O Estado de Israel, como “Estado Judeu” tem algo que ver com as novas/velhas fórmulas do nazi/fascismo.

~~O Estado de Israel, como “Estado Judeu” – só para judeus e dirigido por sionistas – tem algo que ver com as novas/velhas fórmulas do nazi/fascismo. Os exemplos atuais, de bombardeios na Faixa de Gaza contra hospitais e escolas da ONU (Organização das Nações Unidas), são elucidativos. Toda forma de terror deve ser combatida, assim como o racismo e o anti-semitismo; porém, o sionismo que pratica atos de genocídio deveria sofrer duras sanções e julgamento pelo TPI (Tribunal Penal Internacional). Se os atos de morte indiscriminada fossem cometidos em algum país africano, na Síria, no Egito ou na Chechênia, certamente, o Conselho de Segurança da ONU já teria sido acionado.
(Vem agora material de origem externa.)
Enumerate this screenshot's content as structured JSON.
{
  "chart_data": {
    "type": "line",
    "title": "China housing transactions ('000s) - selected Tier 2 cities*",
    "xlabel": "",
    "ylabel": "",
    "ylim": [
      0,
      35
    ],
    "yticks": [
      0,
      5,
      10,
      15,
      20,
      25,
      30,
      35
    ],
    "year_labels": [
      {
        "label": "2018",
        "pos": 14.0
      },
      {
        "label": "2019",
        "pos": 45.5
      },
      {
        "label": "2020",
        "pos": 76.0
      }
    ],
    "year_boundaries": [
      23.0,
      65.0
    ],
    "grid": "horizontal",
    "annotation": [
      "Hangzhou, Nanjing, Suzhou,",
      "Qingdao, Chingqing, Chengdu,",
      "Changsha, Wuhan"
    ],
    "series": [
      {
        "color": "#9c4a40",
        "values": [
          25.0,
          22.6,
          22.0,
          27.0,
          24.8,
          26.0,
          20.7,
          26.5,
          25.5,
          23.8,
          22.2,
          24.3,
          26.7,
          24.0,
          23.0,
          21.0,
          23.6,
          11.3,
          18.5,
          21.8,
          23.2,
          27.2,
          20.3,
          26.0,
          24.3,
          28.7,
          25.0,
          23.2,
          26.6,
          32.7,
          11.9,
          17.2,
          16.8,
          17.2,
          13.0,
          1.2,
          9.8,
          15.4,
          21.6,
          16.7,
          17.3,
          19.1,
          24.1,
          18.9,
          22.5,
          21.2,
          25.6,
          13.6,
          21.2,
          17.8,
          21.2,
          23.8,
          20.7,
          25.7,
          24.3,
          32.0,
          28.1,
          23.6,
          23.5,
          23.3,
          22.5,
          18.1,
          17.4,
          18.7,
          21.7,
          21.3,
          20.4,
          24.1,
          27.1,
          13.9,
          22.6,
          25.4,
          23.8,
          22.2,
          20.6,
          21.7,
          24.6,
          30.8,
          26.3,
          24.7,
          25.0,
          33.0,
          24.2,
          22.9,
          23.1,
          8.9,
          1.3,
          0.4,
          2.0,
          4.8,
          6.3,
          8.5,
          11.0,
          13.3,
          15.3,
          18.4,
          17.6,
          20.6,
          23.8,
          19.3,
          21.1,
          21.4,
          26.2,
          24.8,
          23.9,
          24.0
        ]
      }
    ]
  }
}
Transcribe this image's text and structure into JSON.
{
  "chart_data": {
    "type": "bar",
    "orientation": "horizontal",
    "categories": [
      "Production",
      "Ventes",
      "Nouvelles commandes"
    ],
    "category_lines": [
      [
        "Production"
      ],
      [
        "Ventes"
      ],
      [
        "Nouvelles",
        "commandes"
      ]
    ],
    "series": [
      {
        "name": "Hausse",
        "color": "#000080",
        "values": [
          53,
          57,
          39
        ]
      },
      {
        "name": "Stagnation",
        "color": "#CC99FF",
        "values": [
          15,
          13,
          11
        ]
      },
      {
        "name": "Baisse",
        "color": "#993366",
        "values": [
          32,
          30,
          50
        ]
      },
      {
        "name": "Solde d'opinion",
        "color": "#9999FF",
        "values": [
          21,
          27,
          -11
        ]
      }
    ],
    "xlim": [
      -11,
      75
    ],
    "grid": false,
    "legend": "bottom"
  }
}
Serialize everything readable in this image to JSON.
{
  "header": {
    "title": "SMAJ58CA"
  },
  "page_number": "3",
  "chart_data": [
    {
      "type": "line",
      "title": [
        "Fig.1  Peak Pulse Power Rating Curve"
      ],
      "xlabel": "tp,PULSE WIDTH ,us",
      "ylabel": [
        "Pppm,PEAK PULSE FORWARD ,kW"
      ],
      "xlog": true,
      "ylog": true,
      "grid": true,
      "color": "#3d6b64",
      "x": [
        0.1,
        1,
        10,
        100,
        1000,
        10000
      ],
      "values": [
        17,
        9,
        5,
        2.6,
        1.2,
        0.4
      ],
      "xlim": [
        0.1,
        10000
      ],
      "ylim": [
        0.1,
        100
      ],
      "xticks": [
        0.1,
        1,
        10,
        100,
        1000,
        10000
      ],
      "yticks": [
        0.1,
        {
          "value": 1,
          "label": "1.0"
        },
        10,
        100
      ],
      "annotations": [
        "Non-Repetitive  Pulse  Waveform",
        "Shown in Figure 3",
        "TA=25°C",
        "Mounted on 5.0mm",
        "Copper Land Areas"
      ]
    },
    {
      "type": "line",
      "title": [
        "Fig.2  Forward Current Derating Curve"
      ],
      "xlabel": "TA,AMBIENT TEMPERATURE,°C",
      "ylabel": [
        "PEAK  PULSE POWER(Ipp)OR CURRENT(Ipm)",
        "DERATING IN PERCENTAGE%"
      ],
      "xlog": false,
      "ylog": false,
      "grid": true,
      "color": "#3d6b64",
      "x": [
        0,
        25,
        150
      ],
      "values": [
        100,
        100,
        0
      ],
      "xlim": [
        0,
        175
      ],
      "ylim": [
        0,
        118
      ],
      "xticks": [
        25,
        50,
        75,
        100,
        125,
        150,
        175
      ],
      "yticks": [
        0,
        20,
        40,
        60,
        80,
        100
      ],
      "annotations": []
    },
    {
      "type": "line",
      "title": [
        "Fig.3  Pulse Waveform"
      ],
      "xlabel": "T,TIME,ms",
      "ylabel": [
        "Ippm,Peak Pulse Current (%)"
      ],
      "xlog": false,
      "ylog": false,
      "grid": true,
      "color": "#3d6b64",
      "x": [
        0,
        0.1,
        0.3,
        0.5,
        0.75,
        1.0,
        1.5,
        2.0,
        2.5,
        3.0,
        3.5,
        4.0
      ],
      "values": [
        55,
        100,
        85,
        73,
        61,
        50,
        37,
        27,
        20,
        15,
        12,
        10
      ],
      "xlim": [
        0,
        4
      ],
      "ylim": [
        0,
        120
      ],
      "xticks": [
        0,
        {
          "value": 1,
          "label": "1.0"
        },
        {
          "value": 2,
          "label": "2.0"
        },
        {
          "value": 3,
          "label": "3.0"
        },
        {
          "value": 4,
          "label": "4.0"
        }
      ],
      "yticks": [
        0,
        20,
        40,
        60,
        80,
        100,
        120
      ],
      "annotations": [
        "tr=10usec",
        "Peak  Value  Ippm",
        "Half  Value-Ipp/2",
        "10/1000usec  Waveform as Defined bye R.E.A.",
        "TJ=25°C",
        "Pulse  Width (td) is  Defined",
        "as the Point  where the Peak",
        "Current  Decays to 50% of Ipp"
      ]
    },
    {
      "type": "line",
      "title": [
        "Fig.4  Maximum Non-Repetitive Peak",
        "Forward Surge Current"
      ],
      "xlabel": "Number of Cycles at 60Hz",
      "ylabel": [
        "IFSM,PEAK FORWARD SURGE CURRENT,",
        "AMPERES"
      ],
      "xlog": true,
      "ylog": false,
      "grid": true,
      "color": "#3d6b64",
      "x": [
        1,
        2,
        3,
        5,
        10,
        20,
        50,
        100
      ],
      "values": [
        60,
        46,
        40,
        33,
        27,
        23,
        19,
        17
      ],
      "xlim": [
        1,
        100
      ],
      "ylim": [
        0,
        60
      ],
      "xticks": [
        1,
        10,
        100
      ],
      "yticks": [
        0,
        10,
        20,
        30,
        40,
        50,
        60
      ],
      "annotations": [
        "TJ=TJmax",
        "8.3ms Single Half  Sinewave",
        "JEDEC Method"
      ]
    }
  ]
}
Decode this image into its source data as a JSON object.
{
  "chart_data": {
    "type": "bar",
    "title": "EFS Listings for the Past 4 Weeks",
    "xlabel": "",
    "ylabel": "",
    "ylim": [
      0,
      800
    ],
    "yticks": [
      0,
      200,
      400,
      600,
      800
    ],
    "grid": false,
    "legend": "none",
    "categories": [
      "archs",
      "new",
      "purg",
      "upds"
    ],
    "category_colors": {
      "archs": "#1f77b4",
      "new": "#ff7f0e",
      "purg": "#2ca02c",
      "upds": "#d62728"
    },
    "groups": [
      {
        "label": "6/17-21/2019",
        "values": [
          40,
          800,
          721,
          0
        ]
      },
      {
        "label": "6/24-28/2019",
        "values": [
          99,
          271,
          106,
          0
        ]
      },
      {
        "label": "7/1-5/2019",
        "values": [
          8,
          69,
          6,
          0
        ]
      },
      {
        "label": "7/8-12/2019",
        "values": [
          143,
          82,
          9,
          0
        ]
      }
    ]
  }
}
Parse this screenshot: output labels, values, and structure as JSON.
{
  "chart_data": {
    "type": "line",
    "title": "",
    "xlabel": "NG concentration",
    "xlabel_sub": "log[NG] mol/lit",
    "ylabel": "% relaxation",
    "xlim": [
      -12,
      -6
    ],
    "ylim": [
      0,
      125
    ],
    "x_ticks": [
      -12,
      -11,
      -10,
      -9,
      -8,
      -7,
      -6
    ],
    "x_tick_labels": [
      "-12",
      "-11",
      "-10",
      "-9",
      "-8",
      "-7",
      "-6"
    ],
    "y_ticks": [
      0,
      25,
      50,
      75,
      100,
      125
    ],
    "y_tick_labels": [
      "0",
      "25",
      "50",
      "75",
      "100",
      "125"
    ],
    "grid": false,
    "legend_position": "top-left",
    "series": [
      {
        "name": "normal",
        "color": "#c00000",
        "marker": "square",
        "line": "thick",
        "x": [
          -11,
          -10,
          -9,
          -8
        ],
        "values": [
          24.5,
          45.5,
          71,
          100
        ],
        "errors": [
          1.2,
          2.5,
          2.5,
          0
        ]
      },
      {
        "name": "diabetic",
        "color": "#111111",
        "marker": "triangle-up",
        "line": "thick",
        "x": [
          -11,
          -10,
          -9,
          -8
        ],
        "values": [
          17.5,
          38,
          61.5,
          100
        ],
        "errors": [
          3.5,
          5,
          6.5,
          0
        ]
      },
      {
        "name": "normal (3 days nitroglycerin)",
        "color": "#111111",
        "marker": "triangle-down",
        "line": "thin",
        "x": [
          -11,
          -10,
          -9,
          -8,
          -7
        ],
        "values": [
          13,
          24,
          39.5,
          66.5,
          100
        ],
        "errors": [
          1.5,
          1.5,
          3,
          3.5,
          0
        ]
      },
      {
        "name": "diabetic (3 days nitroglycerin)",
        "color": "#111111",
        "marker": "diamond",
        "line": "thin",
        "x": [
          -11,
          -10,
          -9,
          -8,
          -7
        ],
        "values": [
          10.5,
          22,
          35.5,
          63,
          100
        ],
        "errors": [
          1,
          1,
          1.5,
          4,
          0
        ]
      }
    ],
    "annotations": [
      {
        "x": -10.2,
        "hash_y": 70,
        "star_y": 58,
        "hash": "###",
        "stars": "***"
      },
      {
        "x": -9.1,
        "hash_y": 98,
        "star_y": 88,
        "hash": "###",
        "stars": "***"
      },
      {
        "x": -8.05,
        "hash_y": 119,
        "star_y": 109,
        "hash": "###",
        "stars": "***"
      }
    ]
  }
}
Exatamente como ocorreu com Sadam, no Iraque hoje destruído e sem soberania; o mesmo palco do fosso político em que se forma a mais aterrorizante reinvenção de Roma.
 Essa nova/velha forma-Estado não responde aos comandos do Totalitarismo – como fora a própria Alemanha nazista –, pois, apenas declara estar em guerra contra seu agressor (palestinos e muçulmanos em geral), alega se defender da ação hostil (“hostis”, no latim, quer dizer inimigo, que gera intolerância absoluta, extrema hostilidade, beligerância). Além do que, Israel não teria forças para uma política terrorista global.
 O outro lado da moeda – porque não são antípodas – corresponde à formação de um Estado Islâmico, bem como se anuncia a instauração de um Califado, entre a Síria e o Iraque. Este sim tem pretensões totalitárias, haja vista que o Califa outorga-se a regência e o governo de todo o mundo islâmico. O Califado deve ser construído com as vigas em que os inimigos foram crucificados e sobre os buracos do lodo humano. Ensandecido pela religião mórbida, outros “hostis” são enterrados vivos. Não há moral alguma no vilipêndio de cadáver. Ali, copia-se Roma em seus detalhes mais intumescidos. Não basta que a morte seja pútrida, deve vir acompanhada de tudo que é nojento, escabroso. Cria-se um Estado Necrófilo, bizarro, com origem na cropofilia.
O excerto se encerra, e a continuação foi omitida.